[UPS] Problems/Comments with Santa Fe Metadata Set

Michael L. Nelson mln@blearg.larc.nasa.gov
Wed, 17 Nov 1999 15:07:19 -0500 (EST)


I agree with most of Mark Doyle's points.  I think the whole issue can be
summed up with what is in Carl's draft:

	- the display id field is mandatory and repeatable

1. It is mandatory because of the intent: given that this metadata will
travel far and wide, there must be a link back to some reasonable
representation of the "data" (skipping the discussion of the semantics
of "data" and "metadata").  

2. It is repeatable because there may be mutliple unique pointers to the
data.  I can use:

http://xxx.lanl.gov/abs/cs.CL/9911006
	which provides access to a variety of formats 

http://cs-tr.cs.cornell.edu:80/Dienst/UI/1.0/Display/xxx.cs.CL/9911006
	which provides access to 2 formats
	
http://cs-tr.cs.cornell.edu:80/Dienst/UI/2.0/Describe/xxx.cs.CL/9911006
	which, surprisingly, provides access to 0 formats.

as Marks says:

>but each arXiv has a very good sense of which URL is
>potentially the most useful to end users

which of the above 3 URLs one would get for the metadata probably depends
on where you harvested: LANL or Cornell.   

Carl writes:

> The display ID metadata element presumes that not only does the repository
> or digital object know about these URLs but endows one with the property of
> being the "correct" one (a rather wrong concept since the display ID for an
> Italian audience should be different than for a US audience).

to which I join Mark in strongly disagreeing.  Its not a matter of which
is the "correct" URL, but rather which is the "favorite" or
"best-guess" URL.  The manner in which an archive computes, constructs or
otherwise arrives at this URL (or URLs) doesn't really matter.  

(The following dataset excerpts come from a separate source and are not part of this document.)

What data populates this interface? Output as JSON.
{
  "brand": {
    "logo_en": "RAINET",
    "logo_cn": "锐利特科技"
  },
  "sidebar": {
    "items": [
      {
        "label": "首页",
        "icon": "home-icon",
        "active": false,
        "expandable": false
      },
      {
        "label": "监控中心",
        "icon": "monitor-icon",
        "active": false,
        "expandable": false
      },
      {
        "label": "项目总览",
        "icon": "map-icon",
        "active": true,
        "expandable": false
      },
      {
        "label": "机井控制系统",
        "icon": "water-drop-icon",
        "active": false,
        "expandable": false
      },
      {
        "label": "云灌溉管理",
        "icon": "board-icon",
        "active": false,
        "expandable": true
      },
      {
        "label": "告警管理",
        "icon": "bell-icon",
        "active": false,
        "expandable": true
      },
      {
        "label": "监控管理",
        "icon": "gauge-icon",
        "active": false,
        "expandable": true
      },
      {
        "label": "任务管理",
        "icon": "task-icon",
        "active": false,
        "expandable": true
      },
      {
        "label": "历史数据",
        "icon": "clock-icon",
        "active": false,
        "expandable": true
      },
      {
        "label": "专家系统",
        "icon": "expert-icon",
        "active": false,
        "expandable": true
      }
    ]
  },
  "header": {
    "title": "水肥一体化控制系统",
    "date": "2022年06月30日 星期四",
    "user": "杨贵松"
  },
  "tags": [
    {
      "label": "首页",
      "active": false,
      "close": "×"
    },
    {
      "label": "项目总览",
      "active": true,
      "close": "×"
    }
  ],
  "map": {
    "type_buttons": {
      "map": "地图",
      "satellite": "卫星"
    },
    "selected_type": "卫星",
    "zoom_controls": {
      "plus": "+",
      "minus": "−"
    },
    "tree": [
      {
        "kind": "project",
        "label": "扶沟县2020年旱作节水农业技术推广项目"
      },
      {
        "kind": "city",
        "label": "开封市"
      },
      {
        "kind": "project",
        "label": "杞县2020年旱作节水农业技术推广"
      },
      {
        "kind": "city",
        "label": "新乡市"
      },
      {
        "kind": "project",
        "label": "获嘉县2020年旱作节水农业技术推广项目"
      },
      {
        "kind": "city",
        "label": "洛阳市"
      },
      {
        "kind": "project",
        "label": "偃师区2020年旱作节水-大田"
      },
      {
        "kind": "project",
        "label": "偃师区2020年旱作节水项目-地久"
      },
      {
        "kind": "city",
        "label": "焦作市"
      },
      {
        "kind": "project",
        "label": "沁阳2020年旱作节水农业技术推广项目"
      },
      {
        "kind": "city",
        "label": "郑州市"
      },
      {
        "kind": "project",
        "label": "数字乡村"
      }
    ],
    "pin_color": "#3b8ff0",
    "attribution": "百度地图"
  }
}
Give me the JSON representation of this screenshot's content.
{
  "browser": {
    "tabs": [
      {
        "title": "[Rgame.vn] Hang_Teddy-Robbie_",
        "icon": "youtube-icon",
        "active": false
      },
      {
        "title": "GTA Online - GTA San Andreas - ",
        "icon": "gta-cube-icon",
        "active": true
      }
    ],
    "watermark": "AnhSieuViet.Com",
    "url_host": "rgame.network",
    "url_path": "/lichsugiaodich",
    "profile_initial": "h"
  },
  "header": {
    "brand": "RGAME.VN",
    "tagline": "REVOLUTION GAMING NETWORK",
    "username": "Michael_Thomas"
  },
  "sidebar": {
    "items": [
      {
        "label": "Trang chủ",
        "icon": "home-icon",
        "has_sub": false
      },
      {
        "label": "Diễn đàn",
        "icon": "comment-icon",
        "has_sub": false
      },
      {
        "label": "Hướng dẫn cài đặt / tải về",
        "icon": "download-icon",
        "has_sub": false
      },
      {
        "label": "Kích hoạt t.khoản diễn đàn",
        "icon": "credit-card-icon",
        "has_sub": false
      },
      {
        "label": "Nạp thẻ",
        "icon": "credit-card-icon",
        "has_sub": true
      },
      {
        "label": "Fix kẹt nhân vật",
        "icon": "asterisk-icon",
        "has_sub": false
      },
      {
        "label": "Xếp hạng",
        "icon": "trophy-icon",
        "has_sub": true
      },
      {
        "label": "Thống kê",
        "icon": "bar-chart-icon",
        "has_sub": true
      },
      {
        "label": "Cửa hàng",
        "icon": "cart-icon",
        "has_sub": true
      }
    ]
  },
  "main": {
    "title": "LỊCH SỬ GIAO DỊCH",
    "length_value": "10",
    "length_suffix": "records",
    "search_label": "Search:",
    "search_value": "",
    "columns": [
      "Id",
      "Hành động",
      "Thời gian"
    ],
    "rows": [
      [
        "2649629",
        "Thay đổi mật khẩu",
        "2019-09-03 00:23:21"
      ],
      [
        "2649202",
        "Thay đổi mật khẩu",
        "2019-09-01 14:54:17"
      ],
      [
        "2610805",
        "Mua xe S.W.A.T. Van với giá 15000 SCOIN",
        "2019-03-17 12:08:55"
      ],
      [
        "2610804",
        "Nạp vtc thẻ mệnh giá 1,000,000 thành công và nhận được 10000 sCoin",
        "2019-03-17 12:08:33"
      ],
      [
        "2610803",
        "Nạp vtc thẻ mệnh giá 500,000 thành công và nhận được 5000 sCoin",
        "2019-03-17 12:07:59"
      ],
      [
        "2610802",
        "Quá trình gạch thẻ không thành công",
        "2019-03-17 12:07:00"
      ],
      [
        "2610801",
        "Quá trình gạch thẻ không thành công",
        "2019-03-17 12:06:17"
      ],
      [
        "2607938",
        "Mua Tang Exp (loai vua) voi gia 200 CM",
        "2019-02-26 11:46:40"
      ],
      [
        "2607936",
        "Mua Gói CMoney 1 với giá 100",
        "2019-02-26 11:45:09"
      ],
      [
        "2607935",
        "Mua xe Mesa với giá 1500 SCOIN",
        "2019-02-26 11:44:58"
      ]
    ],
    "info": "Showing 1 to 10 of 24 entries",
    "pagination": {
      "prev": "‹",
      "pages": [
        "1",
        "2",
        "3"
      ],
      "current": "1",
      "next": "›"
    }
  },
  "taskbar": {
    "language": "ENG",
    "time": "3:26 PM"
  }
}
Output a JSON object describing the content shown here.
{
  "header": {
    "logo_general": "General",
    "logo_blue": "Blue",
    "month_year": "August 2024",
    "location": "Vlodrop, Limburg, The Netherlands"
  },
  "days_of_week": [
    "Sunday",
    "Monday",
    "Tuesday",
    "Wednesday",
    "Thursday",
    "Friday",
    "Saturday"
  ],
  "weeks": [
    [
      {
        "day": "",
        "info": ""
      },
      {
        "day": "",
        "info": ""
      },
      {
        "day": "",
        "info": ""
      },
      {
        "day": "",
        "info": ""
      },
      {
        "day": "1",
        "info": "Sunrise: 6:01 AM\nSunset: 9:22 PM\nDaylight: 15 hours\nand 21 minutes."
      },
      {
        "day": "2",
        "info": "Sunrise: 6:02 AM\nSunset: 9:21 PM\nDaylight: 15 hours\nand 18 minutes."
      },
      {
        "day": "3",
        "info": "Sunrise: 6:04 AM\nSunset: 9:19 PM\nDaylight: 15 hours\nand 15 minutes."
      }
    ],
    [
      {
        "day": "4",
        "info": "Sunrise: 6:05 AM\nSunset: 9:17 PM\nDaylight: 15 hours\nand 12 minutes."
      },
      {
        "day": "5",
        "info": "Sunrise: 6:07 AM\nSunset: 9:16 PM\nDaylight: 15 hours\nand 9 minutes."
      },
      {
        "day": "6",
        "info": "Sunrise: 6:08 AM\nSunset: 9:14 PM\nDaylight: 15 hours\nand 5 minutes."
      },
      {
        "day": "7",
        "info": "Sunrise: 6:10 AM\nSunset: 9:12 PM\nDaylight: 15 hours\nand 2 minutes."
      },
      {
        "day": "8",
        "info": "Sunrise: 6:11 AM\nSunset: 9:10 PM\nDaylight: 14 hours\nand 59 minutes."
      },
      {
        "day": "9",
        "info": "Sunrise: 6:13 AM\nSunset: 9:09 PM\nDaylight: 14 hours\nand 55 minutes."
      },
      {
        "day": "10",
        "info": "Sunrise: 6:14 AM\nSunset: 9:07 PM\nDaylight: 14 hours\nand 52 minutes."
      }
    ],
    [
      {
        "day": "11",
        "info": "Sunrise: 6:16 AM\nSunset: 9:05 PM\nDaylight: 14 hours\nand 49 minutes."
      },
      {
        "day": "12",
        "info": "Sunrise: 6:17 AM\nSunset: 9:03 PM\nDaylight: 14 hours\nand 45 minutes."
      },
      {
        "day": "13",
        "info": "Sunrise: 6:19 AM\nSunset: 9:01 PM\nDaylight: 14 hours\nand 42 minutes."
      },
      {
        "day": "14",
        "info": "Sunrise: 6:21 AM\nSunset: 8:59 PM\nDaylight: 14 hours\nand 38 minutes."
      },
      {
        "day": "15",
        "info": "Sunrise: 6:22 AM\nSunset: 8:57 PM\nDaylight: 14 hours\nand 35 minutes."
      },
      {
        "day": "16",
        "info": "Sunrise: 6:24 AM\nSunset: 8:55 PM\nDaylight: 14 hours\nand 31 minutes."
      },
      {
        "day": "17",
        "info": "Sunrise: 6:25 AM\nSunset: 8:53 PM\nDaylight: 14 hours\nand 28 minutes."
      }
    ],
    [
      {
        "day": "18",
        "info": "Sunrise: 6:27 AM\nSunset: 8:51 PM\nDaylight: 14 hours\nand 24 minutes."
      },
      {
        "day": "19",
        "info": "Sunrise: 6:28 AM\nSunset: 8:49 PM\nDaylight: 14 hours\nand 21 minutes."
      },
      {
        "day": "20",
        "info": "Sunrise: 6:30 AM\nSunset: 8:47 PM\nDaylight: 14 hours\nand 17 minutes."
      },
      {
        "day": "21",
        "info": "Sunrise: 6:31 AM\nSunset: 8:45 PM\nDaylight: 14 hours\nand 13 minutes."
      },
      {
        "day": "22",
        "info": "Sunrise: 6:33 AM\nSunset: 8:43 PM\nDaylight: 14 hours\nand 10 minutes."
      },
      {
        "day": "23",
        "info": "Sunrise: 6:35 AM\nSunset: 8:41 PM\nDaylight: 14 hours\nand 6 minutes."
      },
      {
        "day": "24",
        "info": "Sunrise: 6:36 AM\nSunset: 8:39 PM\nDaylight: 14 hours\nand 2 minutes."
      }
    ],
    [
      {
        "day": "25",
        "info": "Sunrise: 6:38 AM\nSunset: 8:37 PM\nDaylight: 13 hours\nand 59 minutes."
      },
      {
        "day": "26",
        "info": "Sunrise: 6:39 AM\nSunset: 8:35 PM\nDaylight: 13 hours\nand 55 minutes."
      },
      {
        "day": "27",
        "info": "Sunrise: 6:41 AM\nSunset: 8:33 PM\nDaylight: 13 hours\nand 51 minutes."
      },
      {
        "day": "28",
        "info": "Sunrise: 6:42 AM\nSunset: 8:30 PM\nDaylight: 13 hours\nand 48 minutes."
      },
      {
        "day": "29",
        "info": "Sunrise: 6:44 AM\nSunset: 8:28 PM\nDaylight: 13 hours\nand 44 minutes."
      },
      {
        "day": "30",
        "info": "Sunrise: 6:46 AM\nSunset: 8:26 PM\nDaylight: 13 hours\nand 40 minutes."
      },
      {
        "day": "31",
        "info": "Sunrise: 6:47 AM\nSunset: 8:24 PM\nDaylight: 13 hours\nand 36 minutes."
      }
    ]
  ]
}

If we want, for example, to provide additional interfaces to the data
(e.g. foreign language, subject specific, site specific) we use the Object
ID field (which is also repeatable).  To continue with the above example,
the Object Id field in the metadata would be "xxx.cs.CL/9911006"  (and/or
"cs.CL/9911006", or a bibcode, or any number of discipline- or
archive-scoped unique ids).  If my DL harvested this metadata, but wanted
to provide a value added interface to the object, it would be built around
this Object Id and would be free to ignore the Display Id.  It is this
area, IMO, that DLs will distinquish themselves over their "competitors"
in an environment where every DL can harvest from the same universal
corpus.

In summary, I see this whole thing as a non-issue, and think that:

http://www.cs.cornell.edu/lagoze/External/UPS/SFMeta.htm

as it stands is sufficient.

regards,

Michael

---
Michael L. Nelson             
NASA Langley Research Center  m.l.nelson@larc.nasa.gov
MS 158, Hampton VA 23681      http://home.larc.nasa.gov/~mln/
+1 757 864 8511               +1 757 864 8342(fax)